This is the capstone lesson of Part I, and it produces the Part I deliverable: requirements document v1. Everything students learned about the profession, the warehouse, and reading a floor now points at one skill, running a discovery conversation well enough that the answers are usable. The one outcome every student must leave with: discovery is a conversation you steer, not a checklist you read. Don't lecture the six categories. Put students in the chair and make them run the conversation live.
| Segment | Min | What happens |
|---|---|---|
| Open on the answer | 5 | Read Dana's Scene 3 answer aloud: throughput, volume split, product, building, all in one pass. Ask the room why she gave up that much that cleanly. Steer them to the cause: the engineer asked for all of it and gave her room. The answer traces to the question. |
| How to show up | 7 | The five habits: prepared, curious, honest about what you don't know, reading automation appetite, never solving in the room. Keep it fast. Land the reframe: the questions are the credential, not a sign you're green. |
| Roleplay the first question | 12 | Key teaching moment, below. A student plays Dana. You, then a student, open with "what made you reach out to us?" versus "what do you need?" and the room watches the two answers diverge. This is the center of the lesson. Do not cut it. |
| The six categories | 11 | Walk all six with their killer questions. Stress category 2 carriers by shipment type and category 4 as names only, the WMS and ERP deep dive comes later, in Part V. Warn against reading them as a list. Run them as a conversation. |
| Requirements document and the review ritual | 12 | Walk the ten-section structure. Then teach the review ritual below: you read the document back to the customer and get sign-off before design. Land the line: a customer who approves it has agreed to a shared understanding. That's scope control. |
| 3W and watch-fors | 6 | Run the Three W's on the discovery conversation. Surface the interrogation failure mode from the watch-fors and name it out loud before the Riverside build. |
| Riverside and close | 7 | Facilitation below. Students draft requirements document v1 in their Riverside note from everything gathered across Part I. Collect it. This is the Part I deliverable. |
| Total | 60 | Baseline session. Expand with the stretch options below if you have 90 minutes. |
Pick a student to play Dana. Give them the Scene 3 picture to work from so they have real answers to give. Now run it twice. First, you open the discovery with "what do you need?" Let the student-as-Dana answer the way most customers do, by naming a fix: a conveyor, a sorter, a faster line. Then reset and open with "what made you reach out to us?" and watch the answer change into a story about pain: the misdirects, the chargebacks, the staging bottleneck at peak.

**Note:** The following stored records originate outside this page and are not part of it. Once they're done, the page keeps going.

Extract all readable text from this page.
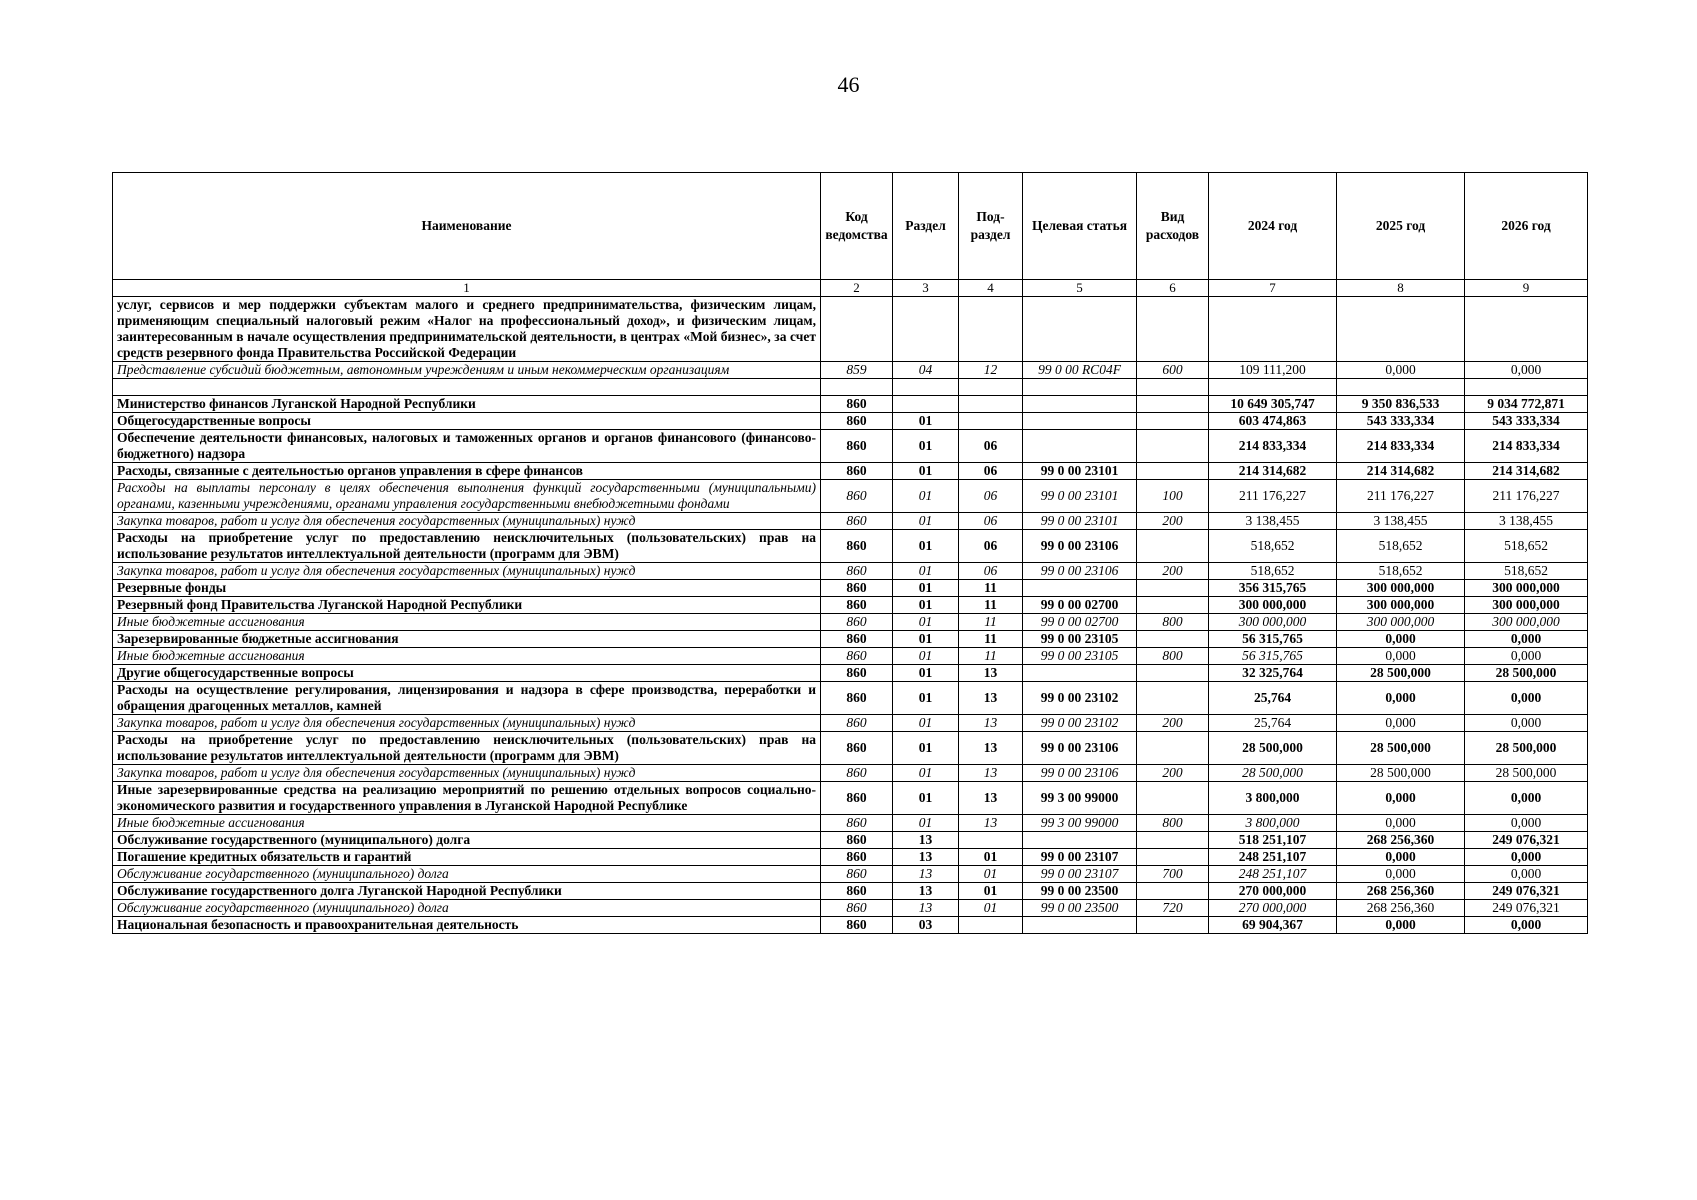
46
Наименование	Код ведомства	Раздел	Под-раздел	Целевая статья	Вид расходов	2024 год	2025 год	2026 год
1	2	3	4	5	6	7	8	9
услуг, сервисов и мер поддержки субъектам малого и среднего предпринимательства, физическим лицам, применяющим специальный налоговый режим «Налог на профессиональный доход», и физическим лицам, заинтересованным в начале осуществления предпринимательской деятельности, в центрах «Мой бизнес», за счет средств резервного фонда Правительства Российской Федерации								
Представление субсидий бюджетным, автономным учреждениям и иным некоммерческим организациям	859	04	12	99 0 00 RC04F	600	109 111,200	0,000	0,000

Министерство финансов Луганской Народной Республики	860					10 649 305,747	9 350 836,533	9 034 772,871
Общегосударственные вопросы	860	01				603 474,863	543 333,334	543 333,334
Обеспечение деятельности финансовых, налоговых и таможенных органов и органов финансового (финансово-бюджетного) надзора	860	01	06			214 833,334	214 833,334	214 833,334
Расходы, связанные с деятельностью органов управления в сфере финансов	860	01	06	99 0 00 23101		214 314,682	214 314,682	214 314,682
Расходы на выплаты персоналу в целях обеспечения выполнения функций государственными (муниципальными) органами, казенными учреждениями, органами управления государственными внебюджетными фондами	860	01	06	99 0 00 23101	100	211 176,227	211 176,227	211 176,227
Закупка товаров, работ и услуг для обеспечения государственных (муниципальных) нужд	860	01	06	99 0 00 23101	200	3 138,455	3 138,455	3 138,455
Расходы на приобретение услуг по предоставлению неисключительных (пользовательских) прав на использование результатов интеллектуальной деятельности (программ для ЭВМ)	860	01	06	99 0 00 23106		518,652	518,652	518,652
Закупка товаров, работ и услуг для обеспечения государственных (муниципальных) нужд	860	01	06	99 0 00 23106	200	518,652	518,652	518,652
Резервные фонды	860	01	11			356 315,765	300 000,000	300 000,000
Резервный фонд Правительства Луганской Народной Республики	860	01	11	99 0 00 02700		300 000,000	300 000,000	300 000,000
Иные бюджетные ассигнования	860	01	11	99 0 00 02700	800	300 000,000	300 000,000	300 000,000
Зарезервированные бюджетные ассигнования	860	01	11	99 0 00 23105		56 315,765	0,000	0,000
Иные бюджетные ассигнования	860	01	11	99 0 00 23105	800	56 315,765	0,000	0,000
Другие общегосударственные вопросы	860	01	13			32 325,764	28 500,000	28 500,000
Расходы на осуществление регулирования, лицензирования и надзора в сфере производства, переработки и обращения драгоценных металлов, камней	860	01	13	99 0 00 23102		25,764	0,000	0,000
Закупка товаров, работ и услуг для обеспечения государственных (муниципальных) нужд	860	01	13	99 0 00 23102	200	25,764	0,000	0,000
Расходы на приобретение услуг по предоставлению неисключительных (пользовательских) прав на использование результатов интеллектуальной деятельности (программ для ЭВМ)	860	01	13	99 0 00 23106		28 500,000	28 500,000	28 500,000
Закупка товаров, работ и услуг для обеспечения государственных (муниципальных) нужд	860	01	13	99 0 00 23106	200	28 500,000	28 500,000	28 500,000
Иные зарезервированные средства на реализацию мероприятий по решению отдельных вопросов социально-экономического развития и государственного управления в Луганской Народной Республике	860	01	13	99 3 00 99000		3 800,000	0,000	0,000
Иные бюджетные ассигнования	860	01	13	99 3 00 99000	800	3 800,000	0,000	0,000
Обслуживание государственного (муниципального) долга	860	13				518 251,107	268 256,360	249 076,321
Погашение кредитных обязательств и гарантий	860	13	01	99 0 00 23107		248 251,107	0,000	0,000
Обслуживание государственного (муниципального) долга	860	13	01	99 0 00 23107	700	248 251,107	0,000	0,000
Обслуживание государственного долга Луганской Народной Республики	860	13	01	99 0 00 23500		270 000,000	268 256,360	249 076,321
Обслуживание государственного (муниципального) долга	860	13	01	99 0 00 23500	720	270 000,000	268 256,360	249 076,321
Национальная безопасность и правоохранительная деятельность	860	03				69 904,367	0,000	0,000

Put both answers on the board side by side. The first got you a product. The second got you a problem you can engineer against. Then hand the chair to a student and make them open a cold discovery with the better question in front of the room. A student who has said "what made you reach out to us?" out loud, to a live person, and felt the conversation open up, owns it in a way no slide can teach.
The failure mode this lesson exists to prevent is interrogation-style questioning: a student firing the six categories at a customer like a form to be completed. It gets facts and kills the relationship. Watch for it and break it. Signs:
Teach the sign-off as a ritual, not a formality, because it's where discovery converts into protection. After discovery, you write the requirements document, then you sit back down with the customer and read it back to them, section by section. You are asking one question the whole time: did I get this right? Every correction they make in that meeting is a correction you didn't have to make on the floor later.
The ritual buys two things. It catches the gap between what the customer meant and what you heard while it's still cheap to fix. And once they've signed off, you've got one written record of the problem to reach for, calmly, the day the scope moves in month four. Have a student read a mock section back to you and correct it live so they feel how it runs.
This is the Part I payoff. Students have gathered Riverside material across four lessons: the voicemail, Dana's operational picture, their own read of the floor, and the throughput, volume-split, product, and building answers from this lesson. Now they assemble it. Give them quiet time to draft requirements document v1 in their Riverside note, walking the ten-section structure and filling every section they can.
What separates the strong drafts is honesty about the holes. Riverside has real gaps at this stage: exact product data is a promised WMS report, shift detail is thin, and the business objectives and payback belong to Tom and haven't been pulled yet. A student who invents numbers to fill those sections missed the lesson. One who writes them into Open Questions understood it. Grade the completeness and the honesty of the Open Questions, not the polish.
Requirements document v1 is the first big document in the project folder, and this is where the easter egg you've been quietly seeding since Lesson 1 starts to pay off. The students who kept dated, organized Riverside notes across Part I will assemble a real deliverable in minutes today. The ones who didn't will feel the cost of scrambling. Let that contrast land on its own. Don't rescue the scramblers by handing out a template.
Keep it hidden. Do not tell them this document becomes a running artifact they'll carry and grow through the whole program, or that the capstone leans on the folder they're building now. Just keep treating the organized project note as normal professional practice. The students who trusted the habit without being told why are the ones it pays back hardest.